A Bahia registrou saldo positivo de 6.124 empregos com carteira assinada em janeiro de 2026, conforme dados do Novo Caged divulgados pelo Ministério do Trabalho e Emprego. O resultado fez com que o estado concentrasse 99,8% de todas as vagas formais criadas no Nordeste no período.
Ao todo, a região nordestina abriu 6.134 postos de trabalho no mês, sendo 6.124 deles na Bahia. O desempenho representa ainda 5,5% do total de empregos gerados no país em janeiro. No cenário nacional, o Brasil contabilizou 112.334 novos postos formais. Entre as unidades da Federação, a Bahia ficou na oitava colocação no ranking de geração de empregos.
No acumulado dos últimos 12 meses, entre fevereiro de 2025 e janeiro de 2026, o estado somou 92.283 novas vagas com carteira assinada, número 2,6% superior ao período anterior, quando haviam sido criados 89.928 postos formais.
Para o secretário do Trabalho, Emprego, Renda e Esporte, Augusto Vasconcelos, o resultado reflete a estratégia adotada pelo Governo do Estado. “A Bahia praticamente concentrou todo o saldo positivo de empregos do Nordeste em janeiro, resultado de uma política ativa de desenvolvimento, atração de investimentos e fortalecimento dos setores produtivos. Estamos gerando oportunidades concretas para o nosso povo”, destacou.

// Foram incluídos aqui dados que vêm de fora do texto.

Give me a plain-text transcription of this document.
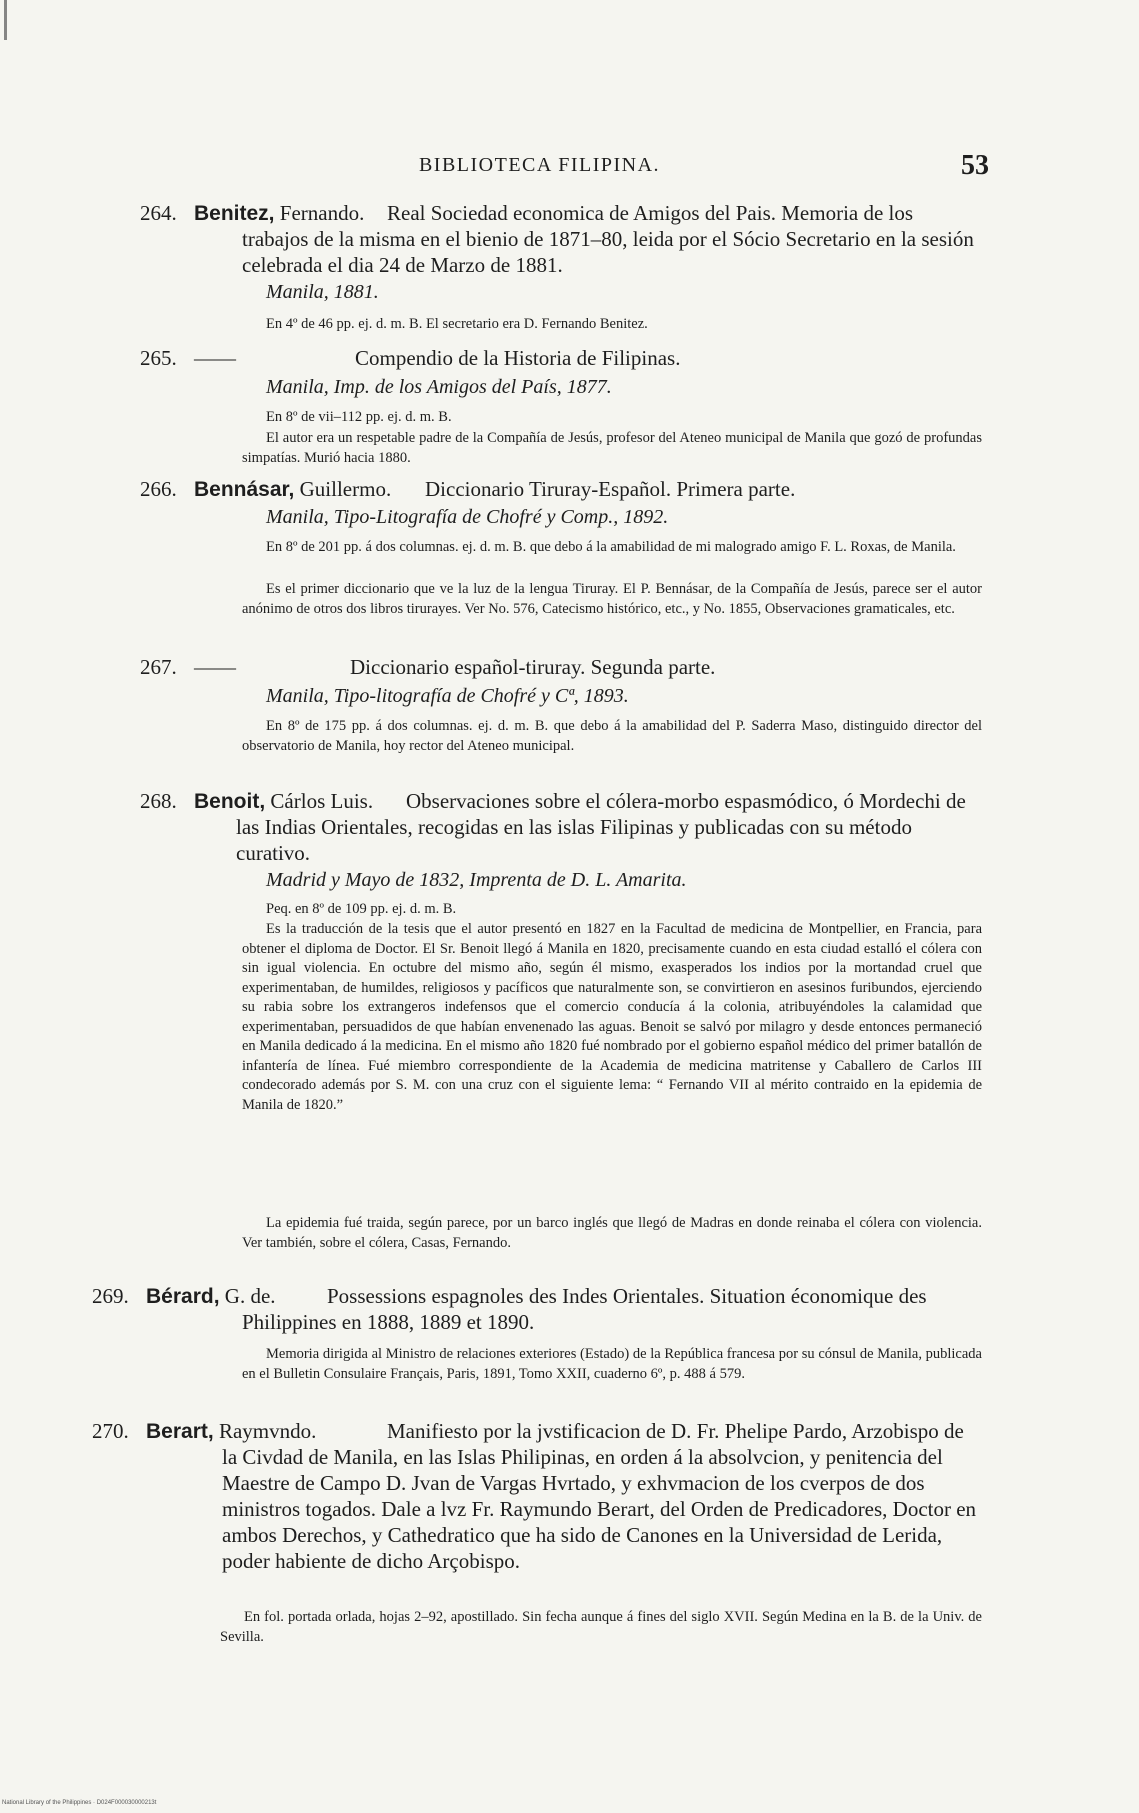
BIBLIOTECA FILIPINA.	53

264. Benitez, Fernando.	Real Sociedad economica de Amigos del Pais. Memoria de los trabajos de la misma en el bienio de 1871–80, leida por el Sócio Secretario en la sesión celebrada el dia 24 de Marzo de 1881.

Manila, 1881.

En 4º de 46 pp. ej. d. m. B. El secretario era D. Fernando Benitez.

265. ——	Compendio de la Historia de Filipinas.

Manila, Imp. de los Amigos del País, 1877.

En 8º de vii–112 pp. ej. d. m. B.

El autor era un respetable padre de la Compañía de Jesús, profesor del Ateneo municipal de Manila que gozó de profundas simpatías. Murió hacia 1880.

266. Bennásar, Guillermo. Diccionario Tiruray-Español. Primera parte.

Manila, Tipo-Litografía de Chofré y Comp., 1892.

En 8º de 201 pp. á dos columnas. ej. d. m. B. que debo á la amabilidad de mi malogrado amigo F. L. Roxas, de Manila.

Es el primer diccionario que ve la luz de la lengua Tiruray. El P. Bennásar, de la Compañía de Jesús, parece ser el autor anónimo de otros dos libros tirurayes. Ver No. 576, Catecismo histórico, etc., y No. 1855, Observaciones gramaticales, etc.

267. ——	Diccionario español-tiruray. Segunda parte.

Manila, Tipo-litografía de Chofré y Cª, 1893.

En 8º de 175 pp. á dos columnas. ej. d. m. B. que debo á la amabilidad del P. Saderra Maso, distinguido director del observatorio de Manila, hoy rector del Ateneo municipal.

268. Benoit, Cárlos Luis.	Observaciones sobre el cólera-morbo espasmódico, ó Mordechi de las Indias Orientales, recogidas en las islas Filipinas y publicadas con su método curativo.

Madrid y Mayo de 1832, Imprenta de D. L. Amarita.

Peq. en 8º de 109 pp. ej. d. m. B.

Es la traducción de la tesis que el autor presentó en 1827 en la Facultad de medicina de Montpellier, en Francia, para obtener el diploma de Doctor. El Sr. Benoit llegó á Manila en 1820, precisamente cuando en esta ciudad estalló el cólera con sin igual violencia. En octubre del mismo año, según él mismo, exasperados los indios por la mortandad cruel que experimentaban, de humildes, religiosos y pacíficos que naturalmente son, se convirtieron en asesinos furibundos, ejerciendo su rabia sobre los extrangeros indefensos que el comercio conducía á la colonia, atribuyéndoles la calamidad que experimentaban, persuadidos de que habían envenenado las aguas. Benoit se salvó por milagro y desde entonces permaneció en Manila dedicado á la medicina. En el mismo año 1820 fué nombrado por el gobierno español médico del primer batallón de infantería de línea. Fué miembro correspondiente de la Academia de medicina matritense y Caballero de Carlos III condecorado además por S. M. con una cruz con el siguiente lema: “ Fernando VII al mérito contraido en la epidemia de Manila de 1820.”

La epidemia fué traida, según parece, por un barco inglés que llegó de Madras en donde reinaba el cólera con violencia. Ver también, sobre el cólera, Casas, Fernando.

269. Bérard, G. de.	Possessions espagnoles des Indes Orientales. Situation économique des Philippines en 1888, 1889 et 1890.

Memoria dirigida al Ministro de relaciones exteriores (Estado) de la República francesa por su cónsul de Manila, publicada en el Bulletin Consulaire Français, Paris, 1891, Tomo XXII, cuaderno 6º, p. 488 á 579.

270. Berart, Raymvndo.	Manifiesto por la jvstificacion de D. Fr. Phelipe Pardo, Arzobispo de la Civdad de Manila, en las Islas Philipinas, en orden á la absolvcion, y penitencia del Maestre de Campo D. Jvan de Vargas Hvrtado, y exhvmacion de los cverpos de dos ministros togados. Dale a lvz Fr. Raymundo Berart, del Orden de Predicadores, Doctor en ambos Derechos, y Cathedratico que ha sido de Canones en la Universidad de Lerida, poder habiente de dicho Arçobispo.

En fol. portada orlada, hojas 2–92, apostillado. Sin fecha aunque á fines del siglo XVII. Según Medina en la B. de la Univ. de Sevilla.

National Library of the Philippines · D024F000030000213t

Ele também ressaltou a consistência do crescimento no período acumulado. “Esse avanço no acumulado de 12 meses mostra que não se trata de um resultado pontual. É fruto de planejamento, qualificação profissional e diálogo permanente com o setor produtivo para ampliar a empregabilidade na Bahia”, afirmou.
Entre os cinco grandes setores da economia baiana, quatro apresentaram saldo positivo em janeiro. O setor de Serviços liderou a geração de empregos, com 4.324 vagas — equivalente a 70,6% do saldo mensal.
Na sequência aparecem a Construção, com 2.722 postos, a Indústria, com 1.022, e a Agropecuária, com 980 vagas. O Comércio foi o único segmento com desempenho negativo, encerrando 2.924 postos formais no mês.
“Conseguimos dinamizar áreas estratégicas da economia, impulsionando cadeias produtivas e criando empregos formais em diferentes regiões do estado, mas ainda temos que avançar para melhorar a renda e as condições de trabalho para a população”, pontuou Augusto Vasconcelos.
A maior parte dos empregos criados em janeiro concentrou-se na faixa salarial de 1,01 a 1,5 salário mínimo, responsável por 3.010 vagas — o equivalente a 49,2% do total. Em comparação com janeiro de 2025, houve crescimento de 61,6% nesse intervalo de remuneração.
A faixa de 1,51 a 2 salários mínimos também apresentou avanço, com acréscimo de 1.201 empregos em relação ao mesmo mês do ano anterior. Já os postos com remuneração de até 1 salário mínimo registraram queda de 87,8%, com redução de 2.952 vagas na comparação anual.
Os jovens de 18 a 24 anos concentraram 63,9% do saldo mensal, somando 3.895 empregos formais. Em relação à escolaridade, trabalhadores com Ensino Médio completo representaram 78,9% das vagas abertas, totalizando 4.833 postos.
Para o secretário, os dados indicam impacto direto das políticas públicas de qualificação. “Os números mostram que a juventude está tendo acesso às oportunidades e que a qualificação profissional tem sido determinante para ampliar o acesso ao emprego formal. Seguiremos investindo em programas que preparem a população para as demandas do mercado de trabalho”, concluiu.